La forêt est lieu d’utopie et d’invention et, du Monte Verita au Black Mountain College, l’on s’est retiré des cités en fureur pour imaginer un enseignement sans contrainte institutionnelle. Ainsi si cette édition semble inquiète du bruit du monde, soucieuse par exemple des autres éditions de Back to the Trees qui, du Canada au Bangladesh, s’écrivent par forêts interposées, elle ne manifeste pourtant aucune hégémonie ni ne réclame aucune préséance. Nous souhaitons juste établir le constat d’un essaimage qui finalement nous rassure : les bois du Tout-Monde ne sont pas vidés des peuples en lutte. L’environnement n’est pas un décor et Spinoza n’en finit pas d’avoir raison contre Descartes : l’homme n’est pas un empire dans un empire.
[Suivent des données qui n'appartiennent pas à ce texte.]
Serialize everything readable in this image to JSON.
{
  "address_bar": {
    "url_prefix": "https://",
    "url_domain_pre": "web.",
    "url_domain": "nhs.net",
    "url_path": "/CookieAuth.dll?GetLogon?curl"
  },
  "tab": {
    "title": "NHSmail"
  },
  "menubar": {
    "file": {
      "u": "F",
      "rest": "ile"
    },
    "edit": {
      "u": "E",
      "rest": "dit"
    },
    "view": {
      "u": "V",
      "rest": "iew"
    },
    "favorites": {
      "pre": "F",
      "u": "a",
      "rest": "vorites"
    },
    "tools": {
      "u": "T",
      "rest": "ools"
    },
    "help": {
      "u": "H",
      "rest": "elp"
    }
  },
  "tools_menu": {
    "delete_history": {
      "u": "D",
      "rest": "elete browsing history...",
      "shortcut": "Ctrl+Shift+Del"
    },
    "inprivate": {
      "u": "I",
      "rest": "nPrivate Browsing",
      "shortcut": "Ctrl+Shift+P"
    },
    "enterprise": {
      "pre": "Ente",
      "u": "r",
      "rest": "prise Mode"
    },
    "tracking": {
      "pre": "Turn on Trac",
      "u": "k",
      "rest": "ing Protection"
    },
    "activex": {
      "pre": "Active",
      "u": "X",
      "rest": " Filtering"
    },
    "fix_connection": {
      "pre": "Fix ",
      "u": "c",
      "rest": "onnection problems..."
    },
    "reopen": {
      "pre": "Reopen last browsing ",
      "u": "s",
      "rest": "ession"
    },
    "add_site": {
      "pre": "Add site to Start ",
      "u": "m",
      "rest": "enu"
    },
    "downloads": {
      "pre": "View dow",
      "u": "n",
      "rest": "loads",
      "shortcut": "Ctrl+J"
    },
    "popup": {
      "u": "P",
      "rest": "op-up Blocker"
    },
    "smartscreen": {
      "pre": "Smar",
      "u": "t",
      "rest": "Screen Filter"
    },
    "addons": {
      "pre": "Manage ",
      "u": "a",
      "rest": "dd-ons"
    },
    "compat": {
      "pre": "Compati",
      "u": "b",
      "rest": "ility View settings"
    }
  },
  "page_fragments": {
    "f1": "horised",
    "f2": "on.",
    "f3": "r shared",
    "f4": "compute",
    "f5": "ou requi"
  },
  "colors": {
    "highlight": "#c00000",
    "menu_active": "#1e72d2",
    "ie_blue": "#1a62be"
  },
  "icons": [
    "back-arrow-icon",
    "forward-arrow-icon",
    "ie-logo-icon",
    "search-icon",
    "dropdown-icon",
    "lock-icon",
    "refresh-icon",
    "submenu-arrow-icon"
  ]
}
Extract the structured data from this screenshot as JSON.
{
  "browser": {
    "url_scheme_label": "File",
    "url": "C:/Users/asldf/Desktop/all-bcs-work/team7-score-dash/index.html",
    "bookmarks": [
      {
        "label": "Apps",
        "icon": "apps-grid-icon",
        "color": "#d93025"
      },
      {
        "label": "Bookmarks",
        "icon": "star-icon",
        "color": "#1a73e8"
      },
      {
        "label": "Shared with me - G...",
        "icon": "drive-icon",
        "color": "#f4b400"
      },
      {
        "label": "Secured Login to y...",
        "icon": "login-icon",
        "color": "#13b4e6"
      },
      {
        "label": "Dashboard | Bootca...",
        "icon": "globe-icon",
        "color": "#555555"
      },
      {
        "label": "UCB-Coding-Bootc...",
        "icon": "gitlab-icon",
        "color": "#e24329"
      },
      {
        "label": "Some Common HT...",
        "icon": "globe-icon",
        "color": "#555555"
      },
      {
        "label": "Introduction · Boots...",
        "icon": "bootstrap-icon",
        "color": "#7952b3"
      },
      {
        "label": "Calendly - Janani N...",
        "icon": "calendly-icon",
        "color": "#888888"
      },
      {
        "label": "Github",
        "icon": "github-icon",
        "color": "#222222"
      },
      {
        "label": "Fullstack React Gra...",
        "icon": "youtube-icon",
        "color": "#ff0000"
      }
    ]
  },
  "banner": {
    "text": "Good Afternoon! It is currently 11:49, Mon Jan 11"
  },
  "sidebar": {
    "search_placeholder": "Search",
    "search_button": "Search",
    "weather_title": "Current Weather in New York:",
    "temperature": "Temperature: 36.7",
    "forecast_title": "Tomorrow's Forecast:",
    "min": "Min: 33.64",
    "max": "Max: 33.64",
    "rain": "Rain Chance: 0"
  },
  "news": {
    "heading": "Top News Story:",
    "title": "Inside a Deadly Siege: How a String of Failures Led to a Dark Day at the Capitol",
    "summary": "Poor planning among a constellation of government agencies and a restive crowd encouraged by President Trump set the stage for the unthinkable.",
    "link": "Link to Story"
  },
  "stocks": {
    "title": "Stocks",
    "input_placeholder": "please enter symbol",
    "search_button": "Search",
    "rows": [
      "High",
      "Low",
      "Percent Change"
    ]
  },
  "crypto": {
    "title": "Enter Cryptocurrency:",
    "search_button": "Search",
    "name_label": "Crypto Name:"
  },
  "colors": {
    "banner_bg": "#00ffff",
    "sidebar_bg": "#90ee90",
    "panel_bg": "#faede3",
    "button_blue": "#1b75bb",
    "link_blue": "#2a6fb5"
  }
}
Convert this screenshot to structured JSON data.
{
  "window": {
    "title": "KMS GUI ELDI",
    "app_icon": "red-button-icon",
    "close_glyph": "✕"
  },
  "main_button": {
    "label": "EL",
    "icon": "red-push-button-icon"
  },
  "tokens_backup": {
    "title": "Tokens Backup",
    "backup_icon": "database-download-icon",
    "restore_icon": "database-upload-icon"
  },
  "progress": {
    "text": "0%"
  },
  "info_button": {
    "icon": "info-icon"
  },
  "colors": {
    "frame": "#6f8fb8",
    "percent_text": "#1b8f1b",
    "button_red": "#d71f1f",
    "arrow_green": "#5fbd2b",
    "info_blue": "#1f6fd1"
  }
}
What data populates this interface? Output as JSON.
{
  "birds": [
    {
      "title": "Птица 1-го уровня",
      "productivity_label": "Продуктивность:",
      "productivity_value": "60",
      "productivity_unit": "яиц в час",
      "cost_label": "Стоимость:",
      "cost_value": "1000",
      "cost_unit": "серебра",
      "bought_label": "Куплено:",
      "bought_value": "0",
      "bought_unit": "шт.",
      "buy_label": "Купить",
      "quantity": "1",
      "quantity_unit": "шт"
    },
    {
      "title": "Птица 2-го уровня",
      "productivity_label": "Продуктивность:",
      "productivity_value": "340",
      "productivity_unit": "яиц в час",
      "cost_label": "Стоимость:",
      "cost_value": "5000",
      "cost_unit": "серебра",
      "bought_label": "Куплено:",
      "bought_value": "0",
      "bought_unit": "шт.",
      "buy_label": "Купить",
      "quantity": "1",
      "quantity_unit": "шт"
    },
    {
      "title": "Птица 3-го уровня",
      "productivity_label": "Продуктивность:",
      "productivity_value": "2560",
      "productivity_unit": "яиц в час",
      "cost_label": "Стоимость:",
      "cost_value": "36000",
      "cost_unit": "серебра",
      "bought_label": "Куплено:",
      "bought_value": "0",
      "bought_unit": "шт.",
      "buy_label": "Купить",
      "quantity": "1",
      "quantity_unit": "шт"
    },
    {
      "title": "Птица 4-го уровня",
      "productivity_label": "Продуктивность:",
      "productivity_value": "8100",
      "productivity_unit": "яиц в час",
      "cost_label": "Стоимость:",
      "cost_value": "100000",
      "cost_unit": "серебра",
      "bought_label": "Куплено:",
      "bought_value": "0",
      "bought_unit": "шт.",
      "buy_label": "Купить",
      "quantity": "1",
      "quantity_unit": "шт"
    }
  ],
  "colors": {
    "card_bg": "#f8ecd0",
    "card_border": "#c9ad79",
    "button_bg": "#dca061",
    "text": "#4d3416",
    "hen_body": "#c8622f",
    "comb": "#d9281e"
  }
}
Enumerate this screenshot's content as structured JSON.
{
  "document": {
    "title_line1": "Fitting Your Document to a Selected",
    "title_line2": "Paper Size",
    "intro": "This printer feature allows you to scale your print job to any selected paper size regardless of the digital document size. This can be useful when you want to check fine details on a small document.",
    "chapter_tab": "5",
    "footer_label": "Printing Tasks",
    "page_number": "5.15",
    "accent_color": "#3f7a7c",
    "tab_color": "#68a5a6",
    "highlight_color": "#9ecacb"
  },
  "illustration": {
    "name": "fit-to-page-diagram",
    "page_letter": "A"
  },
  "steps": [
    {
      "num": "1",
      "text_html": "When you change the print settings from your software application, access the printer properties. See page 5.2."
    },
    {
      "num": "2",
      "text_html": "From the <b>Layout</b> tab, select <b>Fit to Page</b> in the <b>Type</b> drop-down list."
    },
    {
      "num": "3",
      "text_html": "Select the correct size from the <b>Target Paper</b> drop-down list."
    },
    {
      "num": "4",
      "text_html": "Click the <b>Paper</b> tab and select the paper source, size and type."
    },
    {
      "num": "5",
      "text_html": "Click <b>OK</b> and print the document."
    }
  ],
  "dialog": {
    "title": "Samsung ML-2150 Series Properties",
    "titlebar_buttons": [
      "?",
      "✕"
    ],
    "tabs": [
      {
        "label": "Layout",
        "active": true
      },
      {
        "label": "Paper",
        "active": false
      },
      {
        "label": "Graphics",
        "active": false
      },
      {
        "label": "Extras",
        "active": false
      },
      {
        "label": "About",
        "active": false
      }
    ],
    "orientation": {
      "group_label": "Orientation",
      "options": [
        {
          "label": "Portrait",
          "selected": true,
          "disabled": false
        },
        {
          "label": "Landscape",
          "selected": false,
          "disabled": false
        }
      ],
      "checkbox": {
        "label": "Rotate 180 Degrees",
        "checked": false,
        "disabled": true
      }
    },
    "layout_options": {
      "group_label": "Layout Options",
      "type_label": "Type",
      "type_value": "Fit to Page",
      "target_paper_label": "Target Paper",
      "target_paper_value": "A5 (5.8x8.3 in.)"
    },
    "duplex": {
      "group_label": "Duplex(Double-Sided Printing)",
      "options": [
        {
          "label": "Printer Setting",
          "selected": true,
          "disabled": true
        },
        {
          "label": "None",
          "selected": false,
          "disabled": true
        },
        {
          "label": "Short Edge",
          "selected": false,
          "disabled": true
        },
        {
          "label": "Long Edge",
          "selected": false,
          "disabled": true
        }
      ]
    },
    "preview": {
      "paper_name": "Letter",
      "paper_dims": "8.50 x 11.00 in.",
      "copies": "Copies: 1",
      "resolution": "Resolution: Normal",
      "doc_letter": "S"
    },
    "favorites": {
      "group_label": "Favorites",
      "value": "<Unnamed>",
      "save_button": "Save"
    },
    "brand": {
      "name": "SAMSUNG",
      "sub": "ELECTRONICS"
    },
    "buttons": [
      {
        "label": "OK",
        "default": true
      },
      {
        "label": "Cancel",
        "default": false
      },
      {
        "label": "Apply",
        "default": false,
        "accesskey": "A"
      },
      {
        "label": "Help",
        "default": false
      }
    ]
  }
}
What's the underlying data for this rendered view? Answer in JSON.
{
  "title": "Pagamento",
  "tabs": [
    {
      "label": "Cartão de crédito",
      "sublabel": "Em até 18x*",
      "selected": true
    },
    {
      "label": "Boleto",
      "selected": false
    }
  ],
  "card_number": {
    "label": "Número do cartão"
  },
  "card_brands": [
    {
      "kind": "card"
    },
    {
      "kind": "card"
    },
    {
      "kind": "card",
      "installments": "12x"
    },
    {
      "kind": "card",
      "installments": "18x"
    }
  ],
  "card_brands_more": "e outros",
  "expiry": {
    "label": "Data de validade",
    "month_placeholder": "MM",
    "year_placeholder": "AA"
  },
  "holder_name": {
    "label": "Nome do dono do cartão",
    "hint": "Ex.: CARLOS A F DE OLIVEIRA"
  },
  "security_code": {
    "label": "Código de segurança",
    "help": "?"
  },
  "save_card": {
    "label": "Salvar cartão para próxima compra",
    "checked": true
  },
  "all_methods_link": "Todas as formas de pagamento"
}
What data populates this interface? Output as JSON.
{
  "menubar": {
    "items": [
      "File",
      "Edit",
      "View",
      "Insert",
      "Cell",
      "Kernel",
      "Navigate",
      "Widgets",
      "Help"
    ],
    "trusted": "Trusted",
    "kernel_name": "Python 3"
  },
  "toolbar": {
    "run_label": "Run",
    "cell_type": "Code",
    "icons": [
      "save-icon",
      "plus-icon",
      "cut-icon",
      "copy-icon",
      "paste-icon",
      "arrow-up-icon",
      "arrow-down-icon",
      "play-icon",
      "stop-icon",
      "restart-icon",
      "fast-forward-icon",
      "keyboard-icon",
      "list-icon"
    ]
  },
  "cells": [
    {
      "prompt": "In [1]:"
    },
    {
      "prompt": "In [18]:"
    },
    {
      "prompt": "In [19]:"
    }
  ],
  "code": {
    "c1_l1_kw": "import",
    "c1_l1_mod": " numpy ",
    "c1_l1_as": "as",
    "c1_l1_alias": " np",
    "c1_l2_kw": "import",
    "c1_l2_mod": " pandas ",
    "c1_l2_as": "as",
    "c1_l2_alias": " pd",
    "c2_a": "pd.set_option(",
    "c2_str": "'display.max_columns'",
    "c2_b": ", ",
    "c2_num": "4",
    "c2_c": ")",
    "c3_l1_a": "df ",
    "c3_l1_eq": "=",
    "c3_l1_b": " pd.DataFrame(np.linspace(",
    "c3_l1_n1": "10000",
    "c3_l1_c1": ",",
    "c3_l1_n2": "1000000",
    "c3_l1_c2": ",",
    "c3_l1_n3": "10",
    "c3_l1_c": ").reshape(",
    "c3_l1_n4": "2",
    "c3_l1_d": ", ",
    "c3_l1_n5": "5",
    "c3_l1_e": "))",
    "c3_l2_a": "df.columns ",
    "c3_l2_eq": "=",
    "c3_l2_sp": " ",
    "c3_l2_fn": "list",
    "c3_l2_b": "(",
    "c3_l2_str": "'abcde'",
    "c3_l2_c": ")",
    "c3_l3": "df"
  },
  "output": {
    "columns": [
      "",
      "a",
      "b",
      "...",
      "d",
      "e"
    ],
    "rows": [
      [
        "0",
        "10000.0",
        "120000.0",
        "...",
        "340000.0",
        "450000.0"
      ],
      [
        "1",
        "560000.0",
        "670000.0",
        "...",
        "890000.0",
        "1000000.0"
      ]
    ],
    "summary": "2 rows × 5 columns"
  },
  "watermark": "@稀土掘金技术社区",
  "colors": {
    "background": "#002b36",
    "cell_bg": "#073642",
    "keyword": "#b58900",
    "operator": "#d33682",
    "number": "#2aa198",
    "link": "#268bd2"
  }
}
Écologiquement parlant, tout ce qui arrive à la forêt nous touche un jour ; aussi espérons-nous culturellement que ce qui se dira et se montrera à l’abri des grands arbres vous touchera également de jour comme de nuit de discussions en enchantements.
Conçu par Elektrophonie et l’ISBA avec la complicité de nombreux partenaires dont cette année la municipalité de Saint-Vit et l’agglomération du Grand Besançon, notre Back to the Trees vous invitera à une déambulation toute pleine de surprises sonores et visuelles et nous rappellera – Rousseau n’est jamais loin de nous – que l’odeur de la chlorophylle est souvent celle de la liberté.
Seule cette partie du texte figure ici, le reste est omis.